C’est l’un des paradoxes choquants de l’Amérique, berceau du miracle vaccinal contre la Covid-19 mais où les victimes quotidiennes de la maladie se comptent encore par milliers. Début octobre, le cap funeste des 700 000 morts était franchi, les États-Unis se révélant être le pays le moins immunisé du G7 (64 personnes sur 100 couvertes par au moins une dose, contre 75 en Italie ou en France).
La propagation durant les mois d’été du variant « Delta » du coronavirus aura, à elle seule, été fatale à près de 100 000 personnes. Constatant que pratiquement aucune d’entre elles n’était vaccinée[1], la Maison Blanche s’est décidée à hausser le ton : le 9 septembre, le président Biden signait un décret obligeant tous les personnels opérant dans l’espace fédéral (fonctionnaires, sous-traitants, enseignants du public, etc.) à se faire vacciner. Les grandes entreprises du secteur privé étaient enjointes, sous peine de sanction, à faire de même, ou, à défaut, à tester chaque semaine leurs employés. Au moment d’écrire ces lignes, le durcissement de la politique fédérale portait ses fruits, le nombre d’injections remontant pour s’établir à environ un million par jour.
Encore trop meurtrière, la vague épidémique des mois d’été a sans doute freiné la reprise de l’emploi. En septembre, l’économie américaine n’a créé que 194 000 postes hors du champ agricole (500 000 étaient attendus), ce qui porte à 1,7 million le bilan du troisième trimestre, un peu moins bon que le précédent. Sans surprise, les recrutements se concentrent dans les secteurs sensibles à la reprise des déplacements et regroupements de personnes : hôtellerie, restauration, loisirs, spectacles ; ils demeurent par ailleurs très nourris dans le commerce en ligne.
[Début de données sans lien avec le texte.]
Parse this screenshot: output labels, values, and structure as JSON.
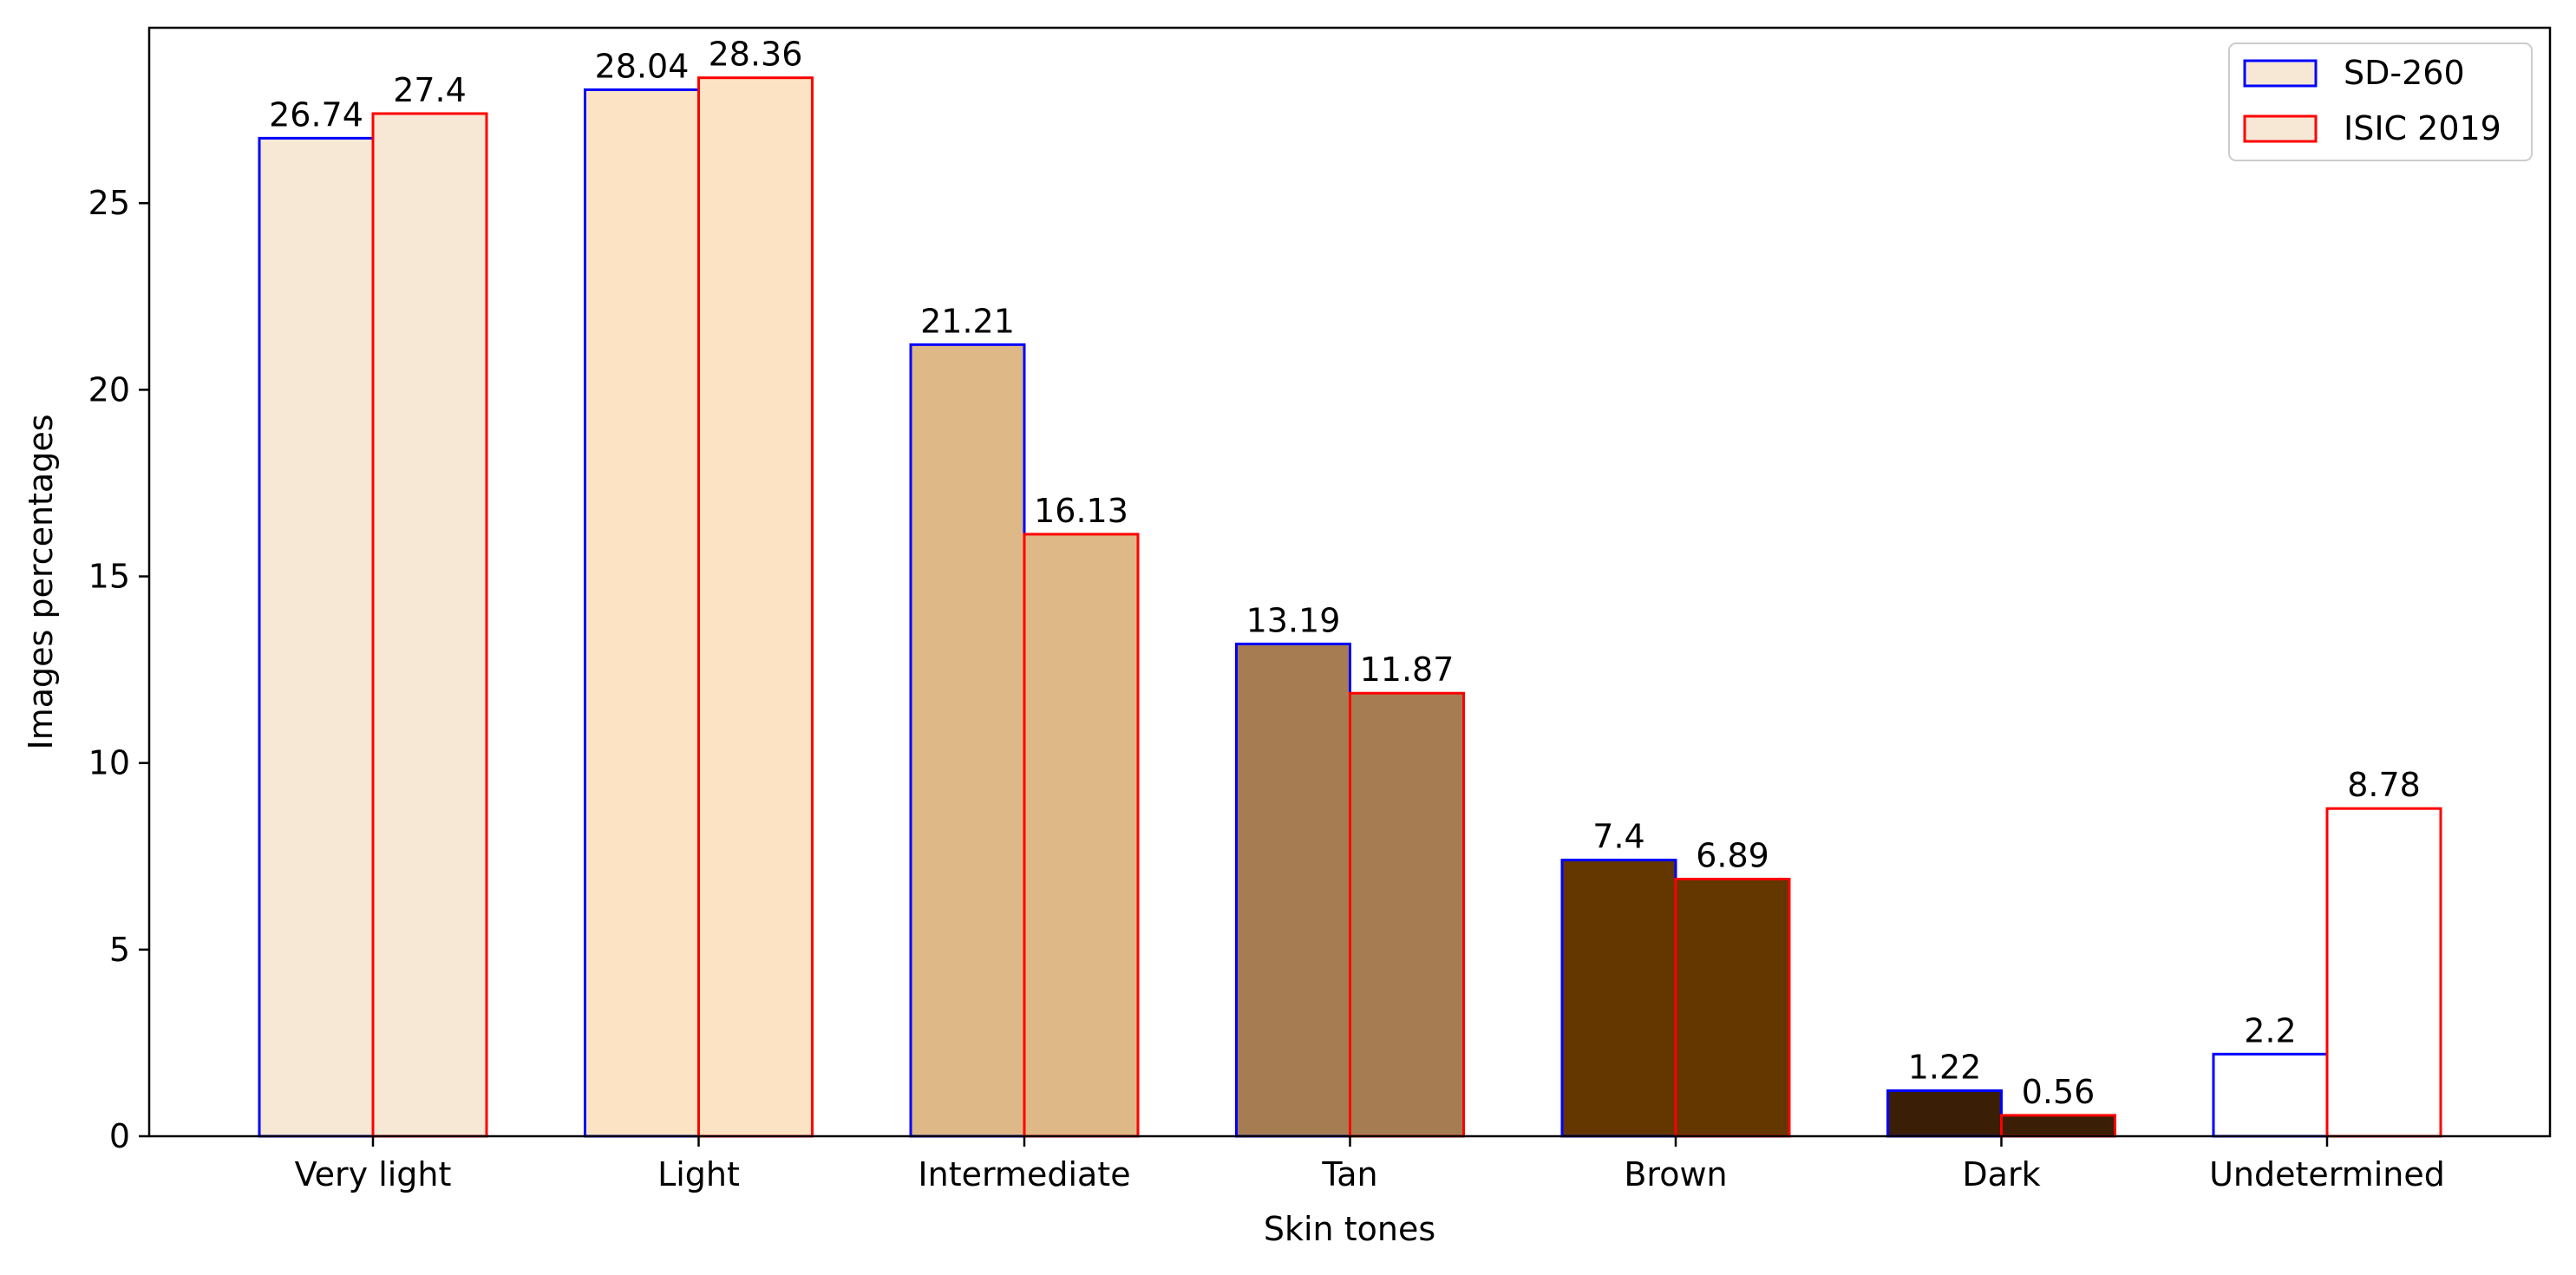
{
  "chart_data": {
    "type": "bar",
    "title": "",
    "xlabel": "Skin tones",
    "ylabel": "Images percentages",
    "ylim": [
      0,
      29.7
    ],
    "yticks": [
      0,
      5,
      10,
      15,
      20,
      25
    ],
    "grid": false,
    "legend_position": "top-right",
    "categories": [
      "Very light",
      "Light",
      "Intermediate",
      "Tan",
      "Brown",
      "Dark",
      "Undetermined"
    ],
    "category_colors": [
      "#F7E8D5",
      "#FCE3C4",
      "#DEB887",
      "#A67D53",
      "#643600",
      "#3A1E06",
      "#FFFFFF"
    ],
    "series": [
      {
        "name": "SD-260",
        "edge_color": "#0000FF",
        "values": [
          26.74,
          28.04,
          21.21,
          13.19,
          7.4,
          1.22,
          2.2
        ],
        "labels": [
          "26.74",
          "28.04",
          "21.21",
          "13.19",
          "7.4",
          "1.22",
          "2.2"
        ]
      },
      {
        "name": "ISIC 2019",
        "edge_color": "#FF0000",
        "values": [
          27.4,
          28.36,
          16.13,
          11.87,
          6.89,
          0.56,
          8.78
        ],
        "labels": [
          "27.4",
          "28.36",
          "16.13",
          "11.87",
          "6.89",
          "0.56",
          "8.78"
        ]
      }
    ],
    "legend_fill": "#F7E8D5"
  }
}
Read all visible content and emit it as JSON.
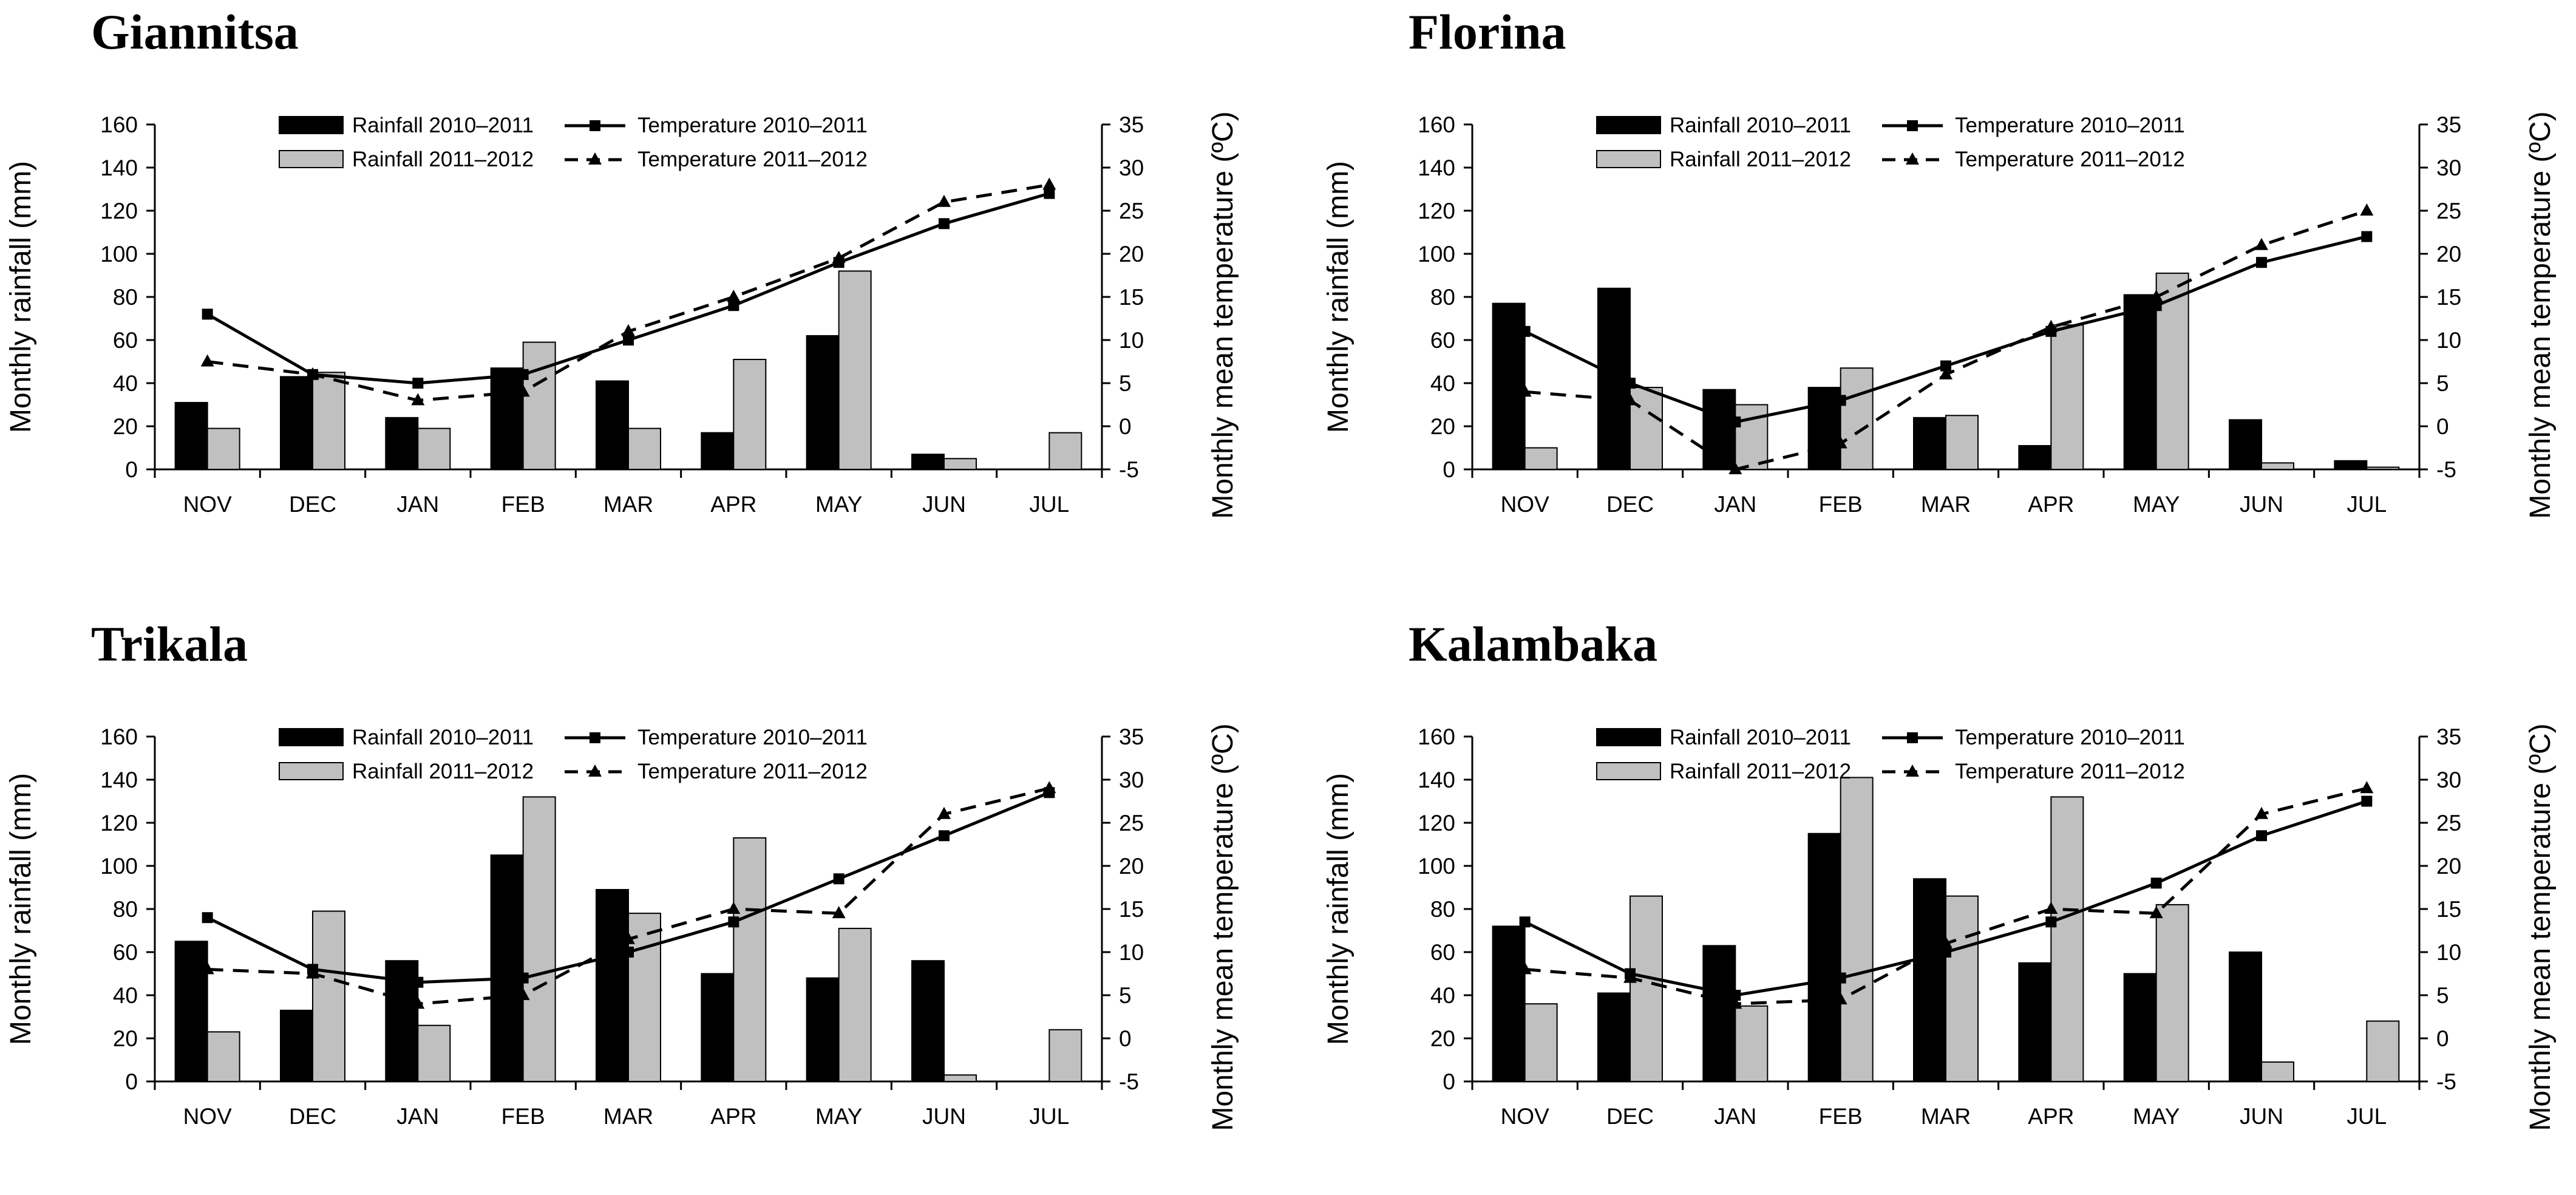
{
  "legend": {
    "rain1": "Rainfall 2010–2011",
    "rain2": "Rainfall 2011–2012",
    "temp1": "Temperature 2010–2011",
    "temp2": "Temperature 2011–2012"
  },
  "colors": {
    "rain1": "#000000",
    "rain2": "#c0c0c0",
    "axis": "#000000"
  },
  "chart_data": [
    {
      "type": "bar",
      "title": "Giannitsa",
      "ylabel": "Monthly rainfall (mm)",
      "y2label": "Monthly mean temperature (ºC)",
      "categories": [
        "NOV",
        "DEC",
        "JAN",
        "FEB",
        "MAR",
        "APR",
        "MAY",
        "JUN",
        "JUL"
      ],
      "ylim": [
        0,
        160
      ],
      "yticks": [
        0,
        20,
        40,
        60,
        80,
        100,
        120,
        140,
        160
      ],
      "y2lim": [
        -5,
        35
      ],
      "y2ticks": [
        -5,
        0,
        5,
        10,
        15,
        20,
        25,
        30,
        35
      ],
      "legend_position": "top-center",
      "series": [
        {
          "name": "Rainfall 2010–2011",
          "type": "bar",
          "axis": "left",
          "values": [
            31,
            43,
            24,
            47,
            41,
            17,
            62,
            7,
            0
          ]
        },
        {
          "name": "Rainfall 2011–2012",
          "type": "bar",
          "axis": "left",
          "values": [
            19,
            45,
            19,
            59,
            19,
            51,
            92,
            5,
            17
          ]
        },
        {
          "name": "Temperature 2010–2011",
          "type": "line",
          "axis": "right",
          "values": [
            13,
            6,
            5,
            6,
            10,
            14,
            19,
            23.5,
            27
          ]
        },
        {
          "name": "Temperature 2011–2012",
          "type": "line",
          "axis": "right",
          "values": [
            7.5,
            6,
            3,
            4,
            11,
            15,
            19.5,
            26,
            28
          ]
        }
      ]
    },
    {
      "type": "bar",
      "title": "Florina",
      "ylabel": "Monthly rainfall (mm)",
      "y2label": "Monthly mean temperature (ºC)",
      "categories": [
        "NOV",
        "DEC",
        "JAN",
        "FEB",
        "MAR",
        "APR",
        "MAY",
        "JUN",
        "JUL"
      ],
      "ylim": [
        0,
        160
      ],
      "yticks": [
        0,
        20,
        40,
        60,
        80,
        100,
        120,
        140,
        160
      ],
      "y2lim": [
        -5,
        35
      ],
      "y2ticks": [
        -5,
        0,
        5,
        10,
        15,
        20,
        25,
        30,
        35
      ],
      "legend_position": "top-center",
      "series": [
        {
          "name": "Rainfall 2010–2011",
          "type": "bar",
          "axis": "left",
          "values": [
            77,
            84,
            37,
            38,
            24,
            11,
            81,
            23,
            4
          ]
        },
        {
          "name": "Rainfall 2011–2012",
          "type": "bar",
          "axis": "left",
          "values": [
            10,
            38,
            30,
            47,
            25,
            67,
            91,
            3,
            1
          ]
        },
        {
          "name": "Temperature 2010–2011",
          "type": "line",
          "axis": "right",
          "values": [
            11,
            5,
            0.5,
            3,
            7,
            11,
            14,
            19,
            22
          ]
        },
        {
          "name": "Temperature 2011–2012",
          "type": "line",
          "axis": "right",
          "values": [
            4,
            3,
            -5,
            -2,
            6,
            11.5,
            15,
            21,
            25
          ]
        }
      ]
    },
    {
      "type": "bar",
      "title": "Trikala",
      "ylabel": "Monthly rainfall (mm)",
      "y2label": "Monthly mean temperature (ºC)",
      "categories": [
        "NOV",
        "DEC",
        "JAN",
        "FEB",
        "MAR",
        "APR",
        "MAY",
        "JUN",
        "JUL"
      ],
      "ylim": [
        0,
        160
      ],
      "yticks": [
        0,
        20,
        40,
        60,
        80,
        100,
        120,
        140,
        160
      ],
      "y2lim": [
        -5,
        35
      ],
      "y2ticks": [
        -5,
        0,
        5,
        10,
        15,
        20,
        25,
        30,
        35
      ],
      "legend_position": "top-center",
      "series": [
        {
          "name": "Rainfall 2010–2011",
          "type": "bar",
          "axis": "left",
          "values": [
            65,
            33,
            56,
            105,
            89,
            50,
            48,
            56,
            0
          ]
        },
        {
          "name": "Rainfall 2011–2012",
          "type": "bar",
          "axis": "left",
          "values": [
            23,
            79,
            26,
            132,
            78,
            113,
            71,
            3,
            24
          ]
        },
        {
          "name": "Temperature 2010–2011",
          "type": "line",
          "axis": "right",
          "values": [
            14,
            8,
            6.5,
            7,
            10,
            13.5,
            18.5,
            23.5,
            28.5
          ]
        },
        {
          "name": "Temperature 2011–2012",
          "type": "line",
          "axis": "right",
          "values": [
            8,
            7.5,
            4,
            5,
            11.5,
            15,
            14.5,
            26,
            29
          ]
        }
      ]
    },
    {
      "type": "bar",
      "title": "Kalambaka",
      "ylabel": "Monthly rainfall (mm)",
      "y2label": "Monthly mean temperature (ºC)",
      "categories": [
        "NOV",
        "DEC",
        "JAN",
        "FEB",
        "MAR",
        "APR",
        "MAY",
        "JUN",
        "JUL"
      ],
      "ylim": [
        0,
        160
      ],
      "yticks": [
        0,
        20,
        40,
        60,
        80,
        100,
        120,
        140,
        160
      ],
      "y2lim": [
        -5,
        35
      ],
      "y2ticks": [
        -5,
        0,
        5,
        10,
        15,
        20,
        25,
        30,
        35
      ],
      "legend_position": "top-center",
      "series": [
        {
          "name": "Rainfall 2010–2011",
          "type": "bar",
          "axis": "left",
          "values": [
            72,
            41,
            63,
            115,
            94,
            55,
            50,
            60,
            0
          ]
        },
        {
          "name": "Rainfall 2011–2012",
          "type": "bar",
          "axis": "left",
          "values": [
            36,
            86,
            35,
            141,
            86,
            132,
            82,
            9,
            28
          ]
        },
        {
          "name": "Temperature 2010–2011",
          "type": "line",
          "axis": "right",
          "values": [
            13.5,
            7.5,
            5,
            7,
            10,
            13.5,
            18,
            23.5,
            27.5
          ]
        },
        {
          "name": "Temperature 2011–2012",
          "type": "line",
          "axis": "right",
          "values": [
            8,
            7,
            4,
            4.5,
            11,
            15,
            14.5,
            26,
            29
          ]
        }
      ]
    }
  ]
}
A 4,8%, le taux de chômage se conforme avec un peu d’avance au chiffre attendu par la Réserve fédérale pour la fin d’année. Il est toutefois loin de refléter une situation normale, le taux d’activité des Américains restant, en particulier, très inférieur à son niveau pré-pandémique. L’inadéquation entre l’offre et la demande sur le marché du travail, dont témoigne le nombre élevé des vacances de postes, reste aussi un problème.